Written by Patrick Murtha on March 31, 2023 in Uncategorized

Capital Gains Tax – What is it and Can I Avoid Paying It?

There are two tax types on the money you earn, ordinary tax rates and capital gains tax rates. Capital gains taxes are taxes on the money you’ve earned in your investments, including stocks, bonds, and real estate held for investment. You must report all earnings, but there are ways to minimize the taxes you owe. 

What are Capital Gains Taxes?

Capital gains are the profits or the difference between the asset’s price when you bought and sold the investment. 

If you earn a profit, it’s a capital gain; if you lose money, it’s a capital loss. While losing money is never fun, a capital loss can decrease your capital gains, decreasing your overall tax liability. Capital losses are capped at a maximum of $3,000 per year if you don’t have any capital gains to offset. The remaining balance is carried forward indefinitely and can be used in future years.

When you have capital gains, there are two types of taxes – short and long-term capital gains taxes.

Short-Term Capital Gains Taxes

Short-term capital gains taxes apply to earnings on investments you’ve held for less than one year. They have the same income tax rate as your ordinary income.

Long-Term Capital Gains Taxes

Long-term capital gains taxes apply to earnings on investments you’ve held for over a year. Depending on your income, they are taxed at lower rates of 0%, 15%, or 20%.

4 Ways to Avoid Paying Capital Gains Taxes

The good news is there are some ways to avoid paying capital gains taxes or at least to minimize the taxes you owe.

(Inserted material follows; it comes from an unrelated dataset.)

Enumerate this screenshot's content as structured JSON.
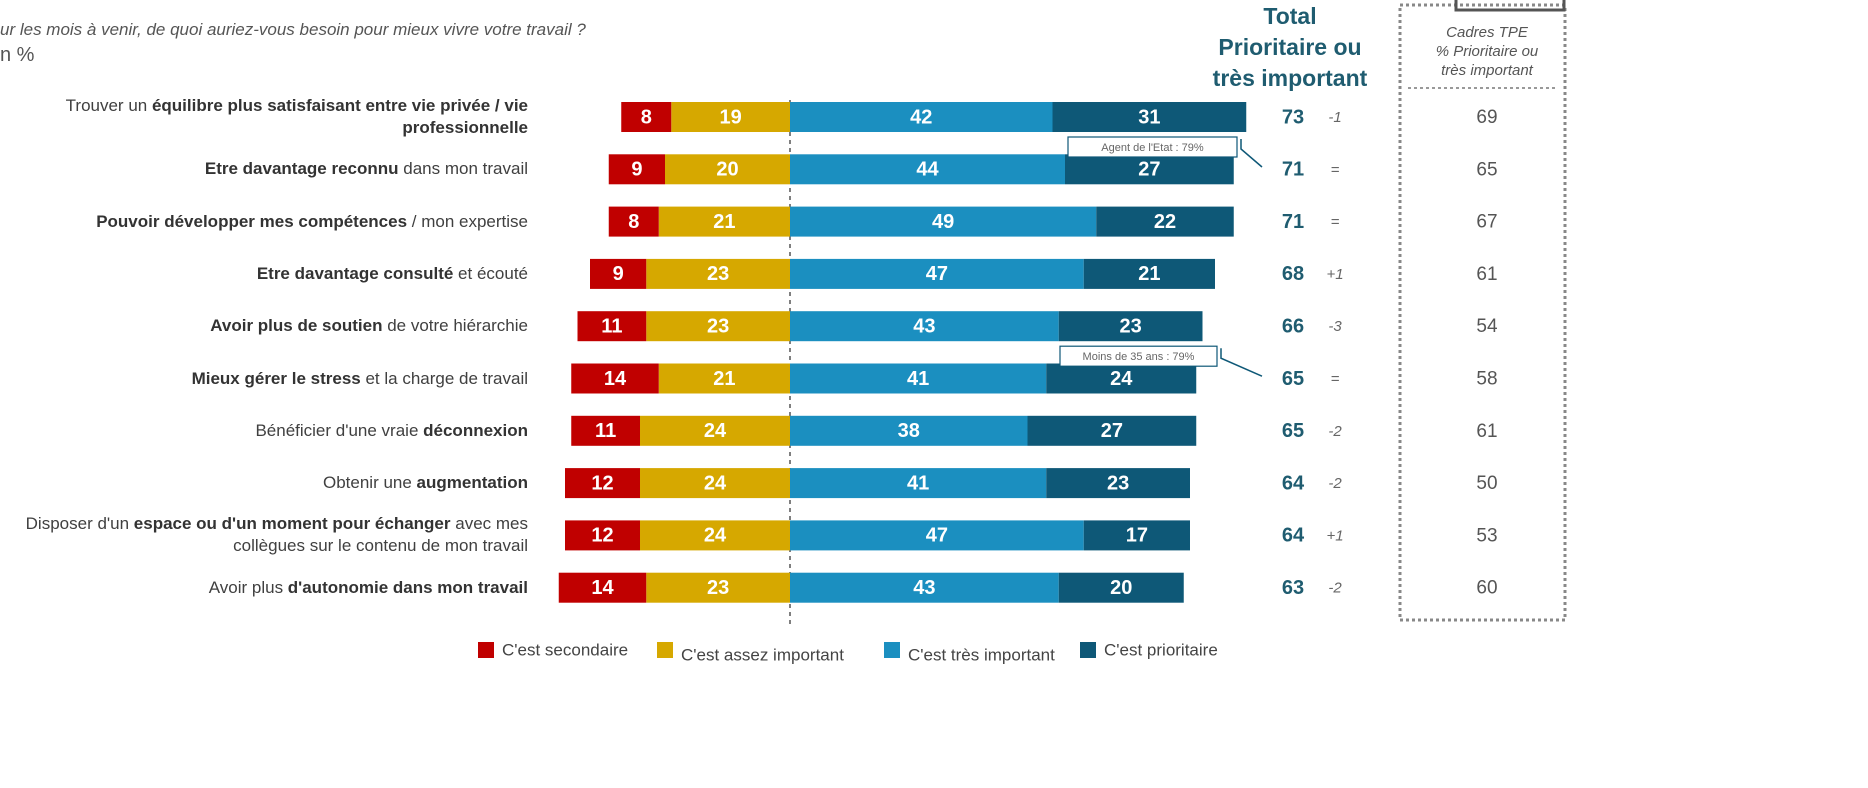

1. Defer Taxes by Contributing to your Retirement Account

Any earnings you make in your retirement account aren’t taxed until you withdraw the funds, and then they are taxed as income. This is because you don’t pay capital gains taxes on distributions during retirement, avoiding them altogether.

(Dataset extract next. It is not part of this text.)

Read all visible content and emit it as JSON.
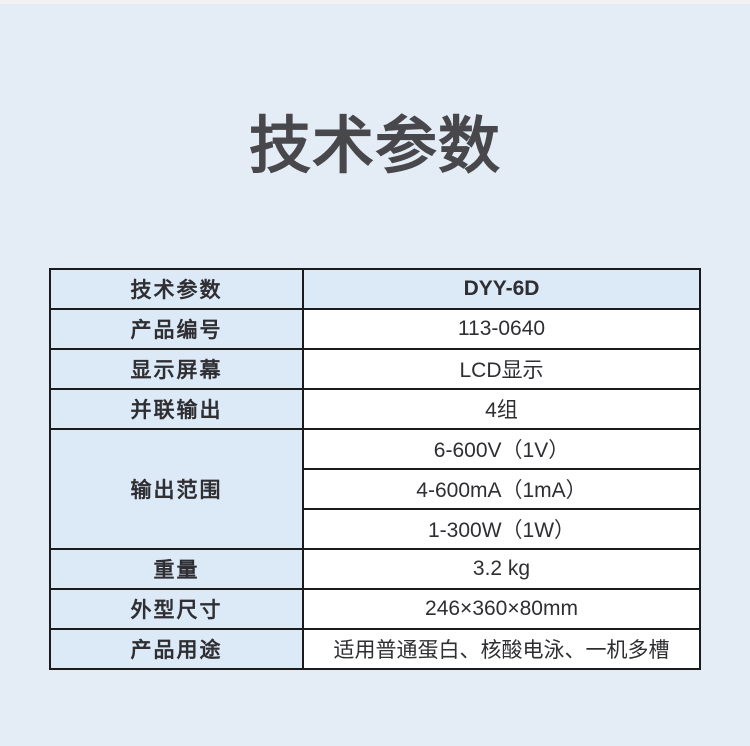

2. Use Tax Loss Harvesting

Tax loss harvesting means you sell assets at a loss to offset high capital gains on other assets. This can lower your tax bracket on the capital gains while offloading investments you know won’t bounce back.

Please note you must not buy back the same investment for 30 days to avoid a wash sale and losing the tax benefit.

3. Keep Investments for the Long-Term

You may have a long-term capital gains tax of 0%, depending on your income. In 2023, single filers with income less than $40,400 pay 0% long-term capital gains taxes. Remember, you only need to hold the investment for longer than one year to get long-term capital gains.

In addition, any inherited assets automatically receive long-term capital gains treatment, decreasing your tax burden.

4. Carefully Choose your Cost Basis

When you sell a portion of your stocks for a gain, consider selling only those with a lower gain or a loss based on the cost you paid for those particular shares. This works even if you made money overall on the stock, but keep the portion that earned the highest profits for now.

Final Thoughts

Learning how to manage your investments to minimize your tax liability is important. Without worrying about your tax liability, your portfolio could be worth much less than you anticipated.

The key is timing your investments so you have long-term capital gains, use tax loss harvesting, and take advantage of the opportunity to defer your tax liabilities.